One of my favorite scenes in the book shows Jillian moving through her house at the beginning of the day, husband and children scooted off to work and school, and seeing for the umpteenth time open drawers with clothes spilling out in the bedrooms. If asked, husband and children will bring about order in their rooms. If asked, all will do their part. But here’s what gets Jillian’s goat: it is always, but always, on her shoulders to do the asking. Bottom line, it remains her responsibility to manage the household. And that makes her feel crazy. Silent, suppressed-scream crazy. Exactly the way that so, so many women have felt in so, so many households across the world for eons.

After ten years of marriage, at age 40, realizing that she is fast approaching the cut-off age to take part in a space program that has been her dream since completing her degree in astrophysics at Michigan Tech University in the Upper Peninsula of Michigan, Jillian takes ten days to go off into the wild and contemplate in solitude her predicament. She camps in Sleeping Bear Dunes in Michigan, pondering the stars in the sky that she loves so much, and how to bring balance into her life. She loves her family very much, and she struggles with guilt at leaving them even for this short period of time—but she feels like she is dying a slow death inside.

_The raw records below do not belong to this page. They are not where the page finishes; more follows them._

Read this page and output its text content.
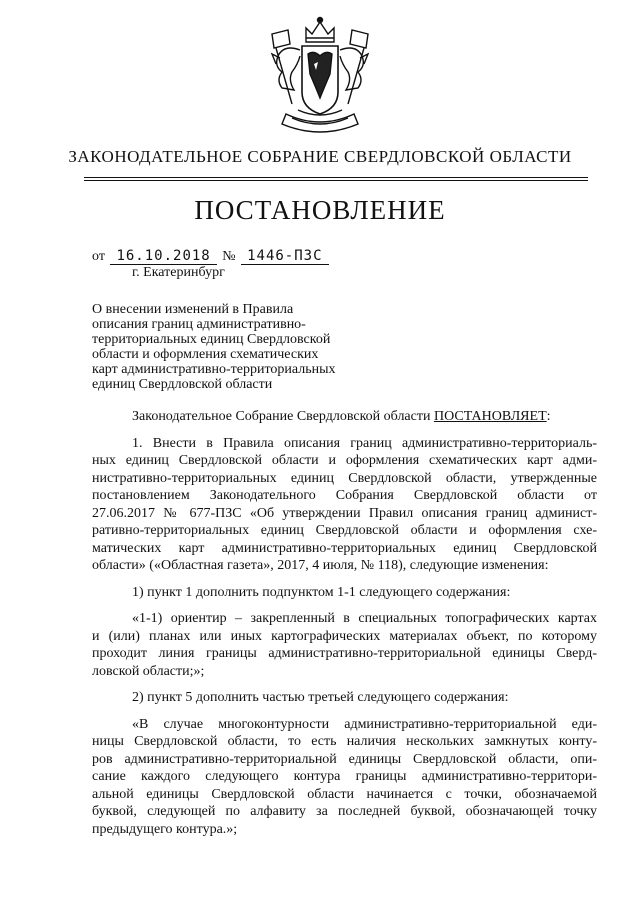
ЗАКОНОДАТЕЛЬНОЕ СОБРАНИЕ СВЕРДЛОВСКОЙ ОБЛАСТИ
ПОСТАНОВЛЕНИЕ
от 16.10.2018 № 1446-ПЗС
г. Екатеринбург
О внесении изменений в Правила
описания границ административно-
территориальных единиц Свердловской
области и оформления схематических
карт административно-территориальных
единиц Свердловской области
Законодательное Собрание Свердловской области ПОСТАНОВЛЯЕТ:
1. Внести в Правила описания границ административно-территориаль-
ных единиц Свердловской области и оформления схематических карт адми-
нистративно-территориальных единиц Свердловской области, утвержденные
постановлением Законодательного Собрания Свердловской области от
27.06.2017 № 677-ПЗС «Об утверждении Правил описания границ админист-
ративно-территориальных единиц Свердловской области и оформления схе-
матических карт административно-территориальных единиц Свердловской
области» («Областная газета», 2017, 4 июля, № 118), следующие изменения:
1) пункт 1 дополнить подпунктом 1-1 следующего содержания:
«1-1) ориентир – закрепленный в специальных топографических картах
и (или) планах или иных картографических материалах объект, по которому
проходит линия границы административно-территориальной единицы Сверд-
ловской области;»;
2) пункт 5 дополнить частью третьей следующего содержания:
«В случае многоконтурности административно-территориальной еди-
ницы Свердловской области, то есть наличия нескольких замкнутых конту-
ров административно-территориальной единицы Свердловской области, опи-
сание каждого следующего контура границы административно-территори-
альной единицы Свердловской области начинается с точки, обозначаемой
буквой, следующей по алфавиту за последней буквой, обозначающей точку
предыдущего контура.»;
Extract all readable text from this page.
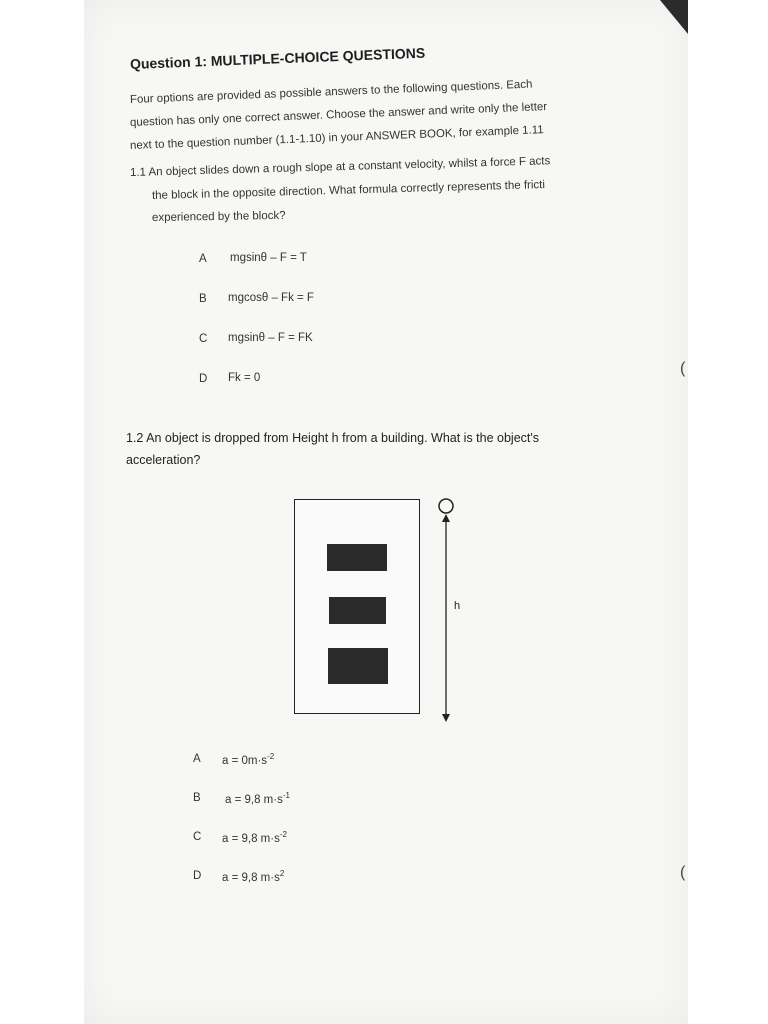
Question 1: MULTIPLE-CHOICE QUESTIONS
Four options are provided as possible answers to the following questions. Each
question has only one correct answer. Choose the answer and write only the letter
next to the question number (1.1-1.10) in your ANSWER BOOK, for example 1.11
1.1 An object slides down a rough slope at a constant velocity, whilst a force F acts
the block in the opposite direction. What formula correctly represents the fricti
experienced by the block?
A mgsinθ – F = T
B mgcosθ – Fk = F
C mgsinθ – F = FK
D Fk = 0
(
1.2 An object is dropped from Height h from a building. What is the object's
acceleration?
h
A $a = 0m\cdot s^{-2}$
B a = 9,8 $m\cdot s^{-1}$
C a = 9,8 $m\cdot s^{-2}$
D a = 9,8 $m\cdot s^2$	(
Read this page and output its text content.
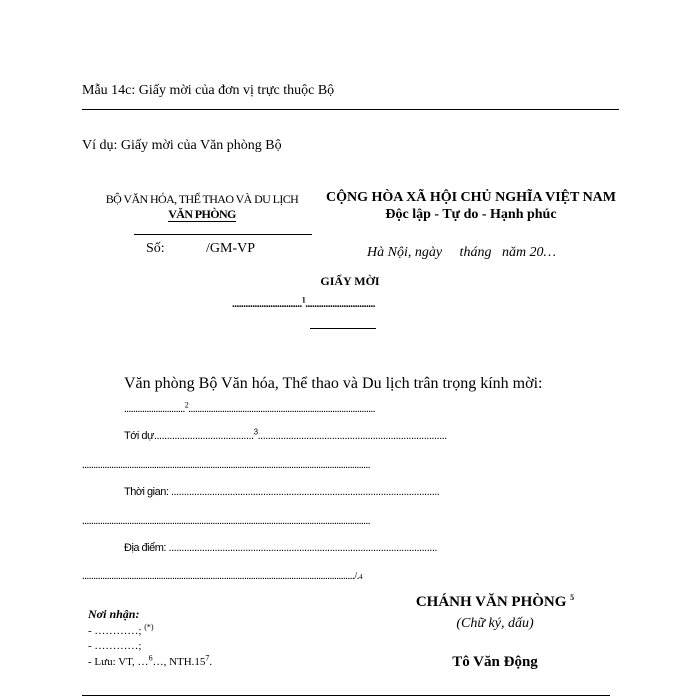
Mẫu 14c: Giấy mời của đơn vị trực thuộc Bộ
Ví dụ: Giấy mời của Văn phòng Bộ
BỘ VĂN HÓA, THỂ THAO VÀ DU LỊCH
VĂN PHÒNG
Số:	/GM-VP
CỘNG HÒA XÃ HỘI CHỦ NGHĨA VIỆT NAM
Độc lập - Tự do - Hạnh phúc
Hà Nội, ngày     tháng   năm 20…
GIẤY MỜI
...............................$^1$...............................
Văn phòng Bộ Văn hóa, Thể thao và Du lịch trân trọng kính mời:
...........................$^2$...................................................................................
Tới dự.......................................$^3$..........................................................................
................................................................................................................................
Thời gian: .........................................................................................................
................................................................................................................................
Địa điểm: .........................................................................................................
........................................................................................................................./.4
Nơi nhận:
- …………; (*)
- …………;
- Lưu: VT, …$^6$…, $NTH.15^7$.
CHÁNH VĂN PHÒNG $^5$
(Chữ ký, dấu)
Tô Văn Động
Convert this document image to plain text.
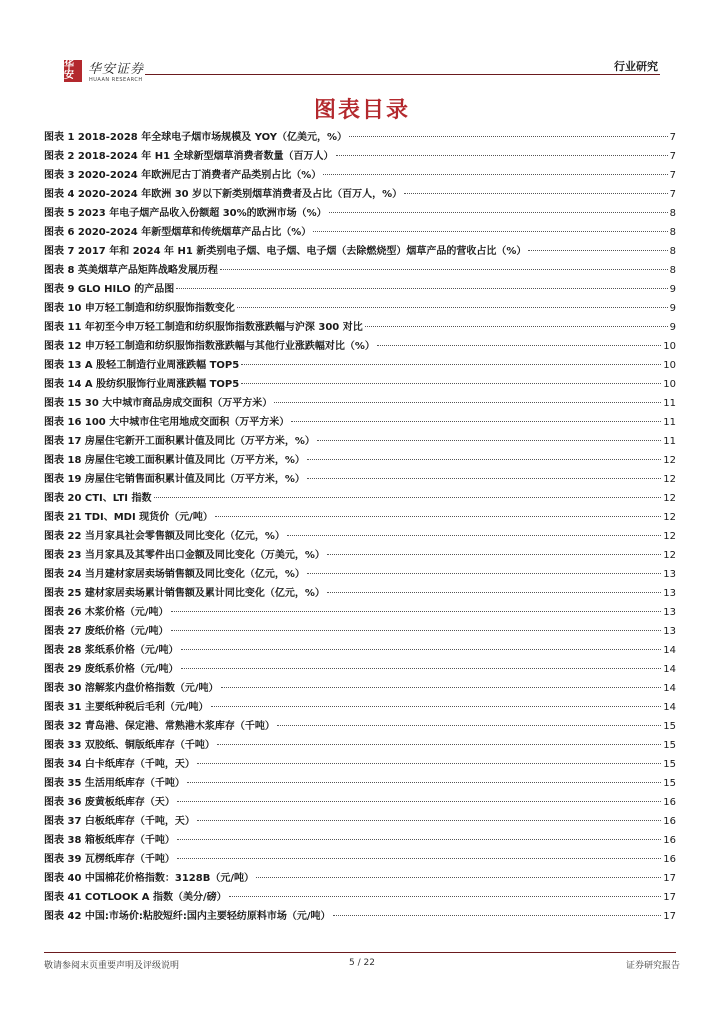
华安	华安证券
HUAAN RESEARCH
行业研究
图表目录
图表 1 2018-2028 年全球电子烟市场规模及 YOY（亿美元，%）	7
图表 2 2018-2024 年 H1 全球新型烟草消费者数量（百万人）	7
图表 3 2020-2024 年欧洲尼古丁消费者产品类别占比（%）	7
图表 4 2020-2024 年欧洲 30 岁以下新类别烟草消费者及占比（百万人，%）	7
图表 5 2023 年电子烟产品收入份额超 30%的欧洲市场（%）	8
图表 6 2020-2024 年新型烟草和传统烟草产品占比（%）	8
图表 7 2017 年和 2024 年 H1 新类别电子烟、电子烟、电子烟（去除燃烧型）烟草产品的营收占比（%）	8
图表 8 英美烟草产品矩阵战略发展历程	8
图表 9 GLO HILO 的产品图	9
图表 10 申万轻工制造和纺织服饰指数变化	9
图表 11 年初至今申万轻工制造和纺织服饰指数涨跌幅与沪深 300 对比	9
图表 12 申万轻工制造和纺织服饰指数涨跌幅与其他行业涨跌幅对比（%）	10
图表 13 A 股轻工制造行业周涨跌幅 TOP5	10
图表 14 A 股纺织服饰行业周涨跌幅 TOP5	10
图表 15 30 大中城市商品房成交面积（万平方米）	11
图表 16 100 大中城市住宅用地成交面积（万平方米）	11
图表 17 房屋住宅新开工面积累计值及同比（万平方米，%）	11
图表 18 房屋住宅竣工面积累计值及同比（万平方米，%）	12
图表 19 房屋住宅销售面积累计值及同比（万平方米，%）	12
图表 20 CTI、LTI 指数	12
图表 21 TDI、MDI 现货价（元/吨）	12
图表 22 当月家具社会零售额及同比变化（亿元，%）	12
图表 23 当月家具及其零件出口金额及同比变化（万美元，%）	12
图表 24 当月建材家居卖场销售额及同比变化（亿元，%）	13
图表 25 建材家居卖场累计销售额及累计同比变化（亿元，%）	13
图表 26 木浆价格（元/吨）	13
图表 27 废纸价格（元/吨）	13
图表 28 浆纸系价格（元/吨）	14
图表 29 废纸系价格（元/吨）	14
图表 30 溶解浆内盘价格指数（元/吨）	14
图表 31 主要纸种税后毛利（元/吨）	14
图表 32 青岛港、保定港、常熟港木浆库存（千吨）	15
图表 33 双胶纸、铜版纸库存（千吨）	15
图表 34 白卡纸库存（千吨，天）	15
图表 35 生活用纸库存（千吨）	15
图表 36 废黄板纸库存（天）	16
图表 37 白板纸库存（千吨，天）	16
图表 38 箱板纸库存（千吨）	16
图表 39 瓦楞纸库存（千吨）	16
图表 40 中国棉花价格指数：3128B（元/吨）	17
图表 41 COTLOOK A 指数（美分/磅）	17
图表 42 中国:市场价:粘胶短纤:国内主要轻纺原料市场（元/吨）	17
敬请参阅末页重要声明及评级说明	5 / 22	证券研究报告
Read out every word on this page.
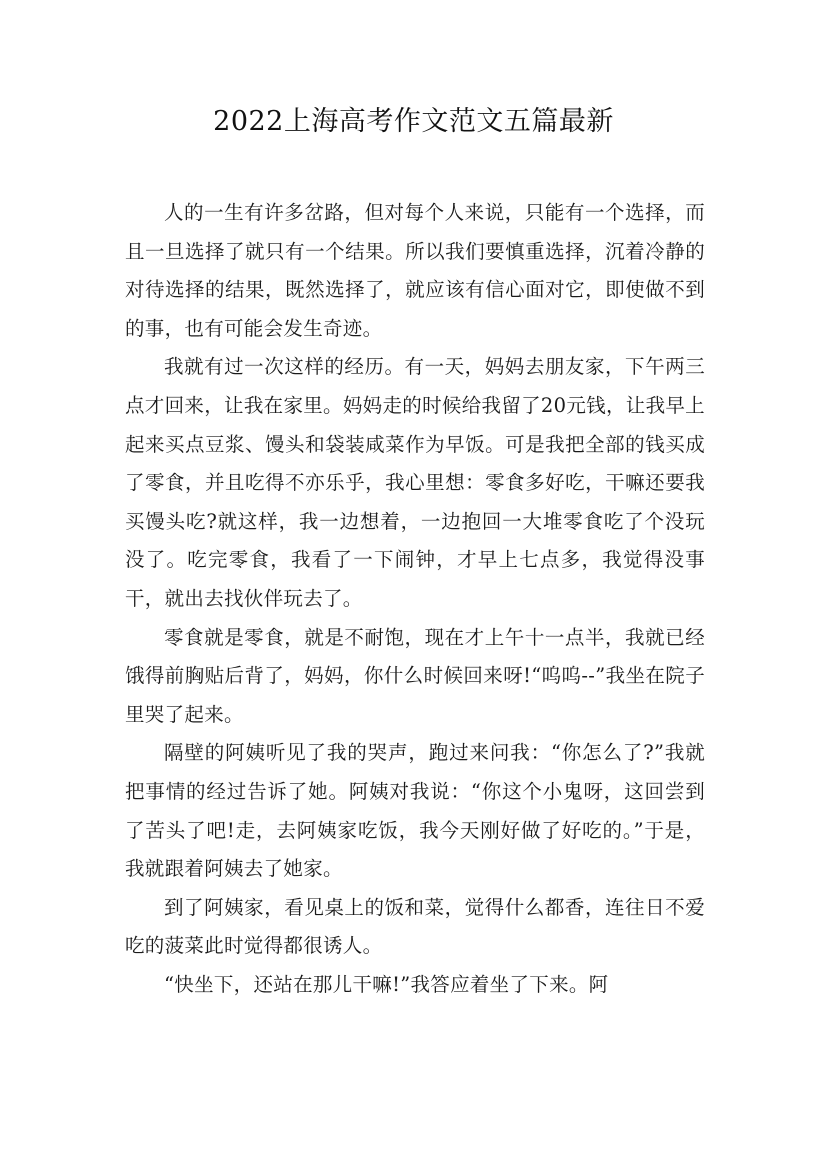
2022上海高考作文范文五篇最新

人的一生有许多岔路，但对每个人来说，只能有一个选择，而且一旦选择了就只有一个结果。所以我们要慎重选择，沉着冷静的对待选择的结果，既然选择了，就应该有信心面对它，即使做不到的事，也有可能会发生奇迹。

我就有过一次这样的经历。有一天，妈妈去朋友家，下午两三点才回来，让我在家里。妈妈走的时候给我留了20元钱，让我早上起来买点豆浆、馒头和袋装咸菜作为早饭。可是我把全部的钱买成了零食，并且吃得不亦乐乎，我心里想：零食多好吃，干嘛还要我买馒头吃?就这样，我一边想着，一边抱回一大堆零食吃了个没玩没了。吃完零食，我看了一下闹钟，才早上七点多，我觉得没事干，就出去找伙伴玩去了。

零食就是零食，就是不耐饱，现在才上午十一点半，我就已经饿得前胸贴后背了，妈妈，你什么时候回来呀!“呜呜--”我坐在院子里哭了起来。

隔壁的阿姨听见了我的哭声，跑过来问我：“你怎么了?”我就把事情的经过告诉了她。阿姨对我说：“你这个小鬼呀，这回尝到了苦头了吧!走，去阿姨家吃饭，我今天刚好做了好吃的。”于是，我就跟着阿姨去了她家。

到了阿姨家，看见桌上的饭和菜，觉得什么都香，连往日不爱吃的菠菜此时觉得都很诱人。

“快坐下，还站在那儿干嘛!”我答应着坐了下来。阿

Gazing at the starry sky, Jillian notes:

“In the beginning, the fracturing of light looks like life: bold, brilliant, unhampered. In the end, colors smolder with sadness, retreat. But in truth, the progression from bold to brilliant to pale is more about fracturing and reuniting. Colors separated yearn for wholeness. Colors of light, gases in the atmosphere, shards of yourself, yearn for wholeness.” (Page 37)

Base Ten is a story about an intelligent and accomplished woman scientist struggling with her unresolved dreams, her human longing for love, companionship and family, alongside her equally human longing to fulfill the hunger of a bright mind to expand its reach and fulfill its potential. It is a complex and wonderfully honest story about a struggle women face in finding life balance every day. Is it really possible to have it all? Or does trying to have it all merely make us into exhausted jugglers, desperately trying not to drop something of great importance.

I’m grateful to the Feminist Press of CUNY for recognizing that there is indeed a market for a book about women and science, and that very many women readers can relate to the struggles of Jillian Greer, as written so honestly and beautifully by Maryann Lesert. Although Jillian’s choice of career is astrophysics, Lesert manages to make her research understandable to any reader, showing a woman’s unique approach to scientific thinking and discovery, and interspersing short chapters of very nearly poetic scientific explanation of astronomy.

We need more books like this—for women and for men.

Lesert earned a BA in Art and English from Western Michigan University and an MFA in Writing from Spalding University. She has worked as a graphic designer; medical writer, editor, and video producer; educational technology coordinator; and creator of a playwriting program funded by the Michigan Council for the Arts. Currently, Lesert teaches writing at Grand Rapids Community College.